Provoquons l’étincelle dans la nuit ! Par notre détermination et notre hargne à rester dehors coûte que coûte, comme nous avons passé l’hiver sur un rond-point à nous chauffer aux feux de pneus et de palettes. Envoyons un signal fort, destiné à tous les révoltés.

Nuit et jour. Jour et Nuit. Frappons partout. À partir du 21, Paris c’est Hong-Kong.

Dans cette société-là, si on ne parle pas de toi, tu es mort. Les médias ont beau être à la solde des puissants, et contribuer à nous invisibiliser, ils marchent au sensationnel. C’est leur drogue : ils ne résisteront pas à cette nuit des Gilets Jaunes. Il faut croire que la nuit nous remettra subitement au goût du jour…

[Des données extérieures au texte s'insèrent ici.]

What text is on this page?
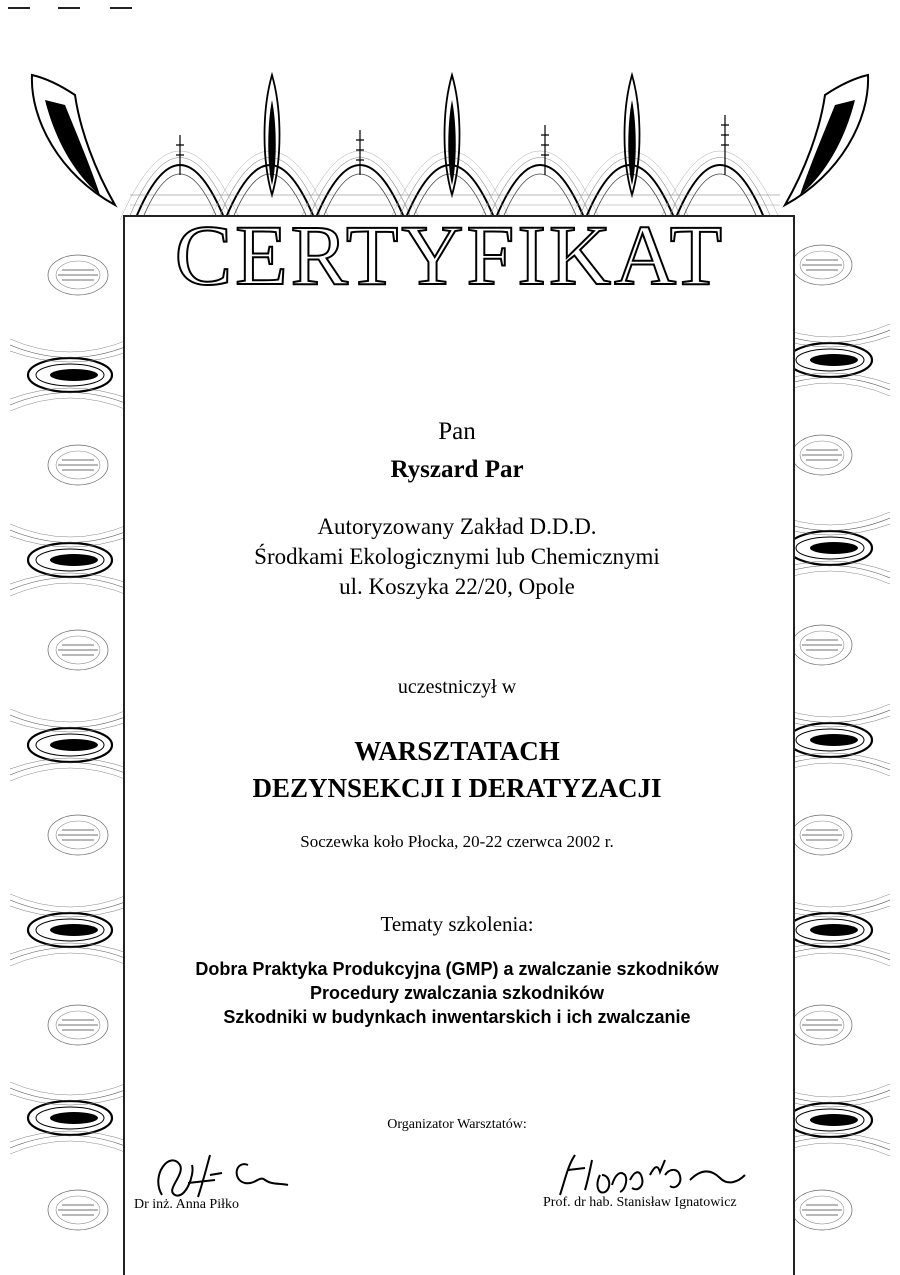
CERTYFIKAT
Pan
Ryszard Par
Autoryzowany Zakład D.D.D.
Środkami Ekologicznymi lub Chemicznymi
ul. Koszyka 22/20, Opole
uczestniczył w
WARSZTATACH
DEZYNSEKCJI I DERATYZACJI
Soczewka koło Płocka, 20-22 czerwca 2002 r.
Tematy szkolenia:
Dobra Praktyka Produkcyjna (GMP) a zwalczanie szkodników
Procedury zwalczania szkodników
Szkodniki w budynkach inwentarskich i ich zwalczanie
Organizator Warsztatów:
Dr inż. Anna Piłko	Prof. dr hab. Stanisław Ignatowicz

Ne croyez donc pas que c’est de la poésie. Cette nuit des barricades est tactique, elle a un intérêt stratégique profond.

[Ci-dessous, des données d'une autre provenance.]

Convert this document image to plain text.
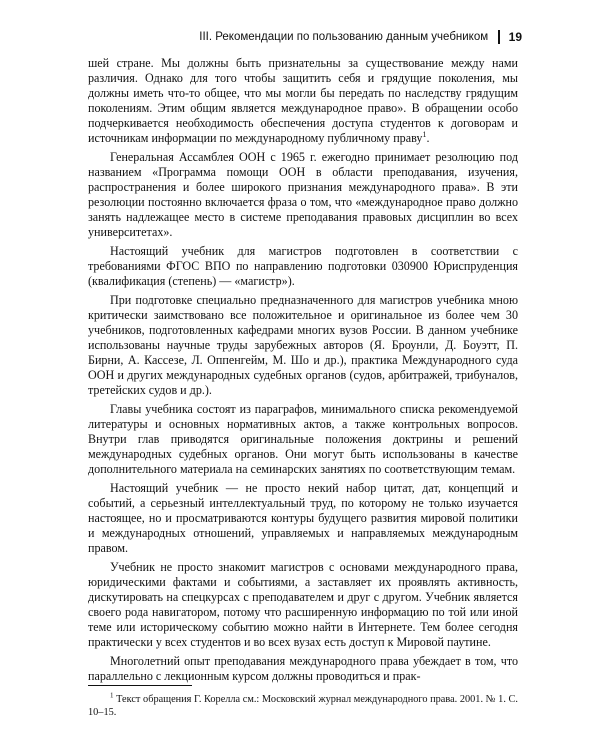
III. Рекомендации по пользованию данным учебником 19

шей стране. Мы должны быть признательны за существование между нами различия. Однако для того чтобы защитить себя и грядущие поколения, мы должны иметь что-то общее, что мы могли бы передать по наследству грядущим поколениям. Этим общим является международное право». В обращении особо подчеркивается необходимость обеспечения доступа студентов к договорам и источникам информации по международному публичному праву$^1$.

Генеральная Ассамблея ООН с 1965 г. ежегодно принимает резолюцию под названием «Программа помощи ООН в области преподавания, изучения, распространения и более широкого признания международного права». В эти резолюции постоянно включается фраза о том, что «международное право должно занять надлежащее место в системе преподавания правовых дисциплин во всех университетах».

Настоящий учебник для магистров подготовлен в соответствии с требованиями ФГОС ВПО по направлению подготовки 030900 Юриспруденция (квалификация (степень) — «магистр»).

При подготовке специально предназначенного для магистров учебника мною критически заимствовано все положительное и оригинальное из более чем 30 учебников, подготовленных кафедрами многих вузов России. В данном учебнике использованы научные труды зарубежных авторов (Я. Броунли, Д. Боуэтт, П. Бирни, А. Кассезе, Л. Оппенгейм, М. Шо и др.), практика Международного суда ООН и других международных судебных органов (судов, арбитражей, трибуналов, третейских судов и др.).

Главы учебника состоят из параграфов, минимального списка рекомендуемой литературы и основных нормативных актов, а также контрольных вопросов. Внутри глав приводятся оригинальные положения доктрины и решений международных судебных органов. Они могут быть использованы в качестве дополнительного материала на семинарских занятиях по соответствующим темам.

Настоящий учебник — не просто некий набор цитат, дат, концепций и событий, а серьезный интеллектуальный труд, по которому не только изучается настоящее, но и просматриваются контуры будущего развития мировой политики и международных отношений, управляемых и направляемых международным правом.

Учебник не просто знакомит магистров с основами международного права, юридическими фактами и событиями, а заставляет их проявлять активность, дискутировать на спецкурсах с преподавателем и друг с другом. Учебник является своего рода навигатором, потому что расширенную информацию по той или иной теме или историческому событию можно найти в Интернете. Тем более сегодня практически у всех студентов и во всех вузах есть доступ к Мировой паутине.

Многолетний опыт преподавания международного права убеждает в том, что параллельно с лекционным курсом должны проводиться и прак-

$^1$ Текст обращения Г. Корелла см.: Московский журнал международного права. 2001. № 1. С. 10–15.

L’histoire nous l’enseigne. Le 10 mai 1968, le mouvement de contestation était encore cantonné aux étudiants et aux lycéens des grandes villes. À 21H30, les étudiants se rassemblent et édifient des barricades dans le quartier latin. Ils ne lâcheront le terrain qu’à 5h30. Cette nuit des barricades fut un événement décisif dans la généralisation de la contestation. En deux jours, les secteurs ouvriers qui ne bougeaient pas jusque-là entrèrent dans la danse, et une grève générale sauvage se déclarait à la surprise de tous le 13 mai.

La nuit a ce pouvoir de coaguler les colères, de faire se lever une rage, une soif de justice que la journée ensevelirait. Elle nous fascine, elle nous galvanise. Une nuit des barricades et toutes les colères sont libérées. Elles se sentent enfin justifiées et puissantes.

Lorsque la nuit tombera, prenons un moment de pause. Remettons-nous un temps des émotions de la journée. Buvons une bière ou un coup de vin à la santé de la révolution. Et sur les coups de 22h ou 23h, ressortons en masse là où l’on ne nous attend pas. Les mots d’ordre circuleront d’eux-mêmes, il suffira de les suivre.

Nous pouvons attaquer les commissariats et les dépôts comme celui de la rue de l’Évangile dans le 18ème où l’on entasse nos camarades injustement arrêtés.

Nous pouvons nous mêler aux fêtards du Marais, dans le centre de Paris, semer le chaos entre les terrasses bondées pour faire tourner en bourrique le dispositif policier.

Nous pouvons investir le 16ème et ses avenues mortes, ses caniches en laisse, pour que les riches ne dorment pas en paix, et qu’ils se repayent un petit coup d’adrénaline émeutière, comme au bon vieux temps de décembre.

Nous pouvons organiser des journées du patrimoine nocturne à l’Assemblée nationale.

Nous pouvons reprendre les champs à Minuit, et les renverser une seconde fois.

Les possibilités sont multiples. Nous nous déciderons pour l’une d’entre elles la nuit venue, en fonction du rapport de force et des événements de la journée.

Souvenons-nous en attendant qu’il n’y a rien de plus beau que des feux dans la nuit. C’est une vision qui réveille tous les révoltés.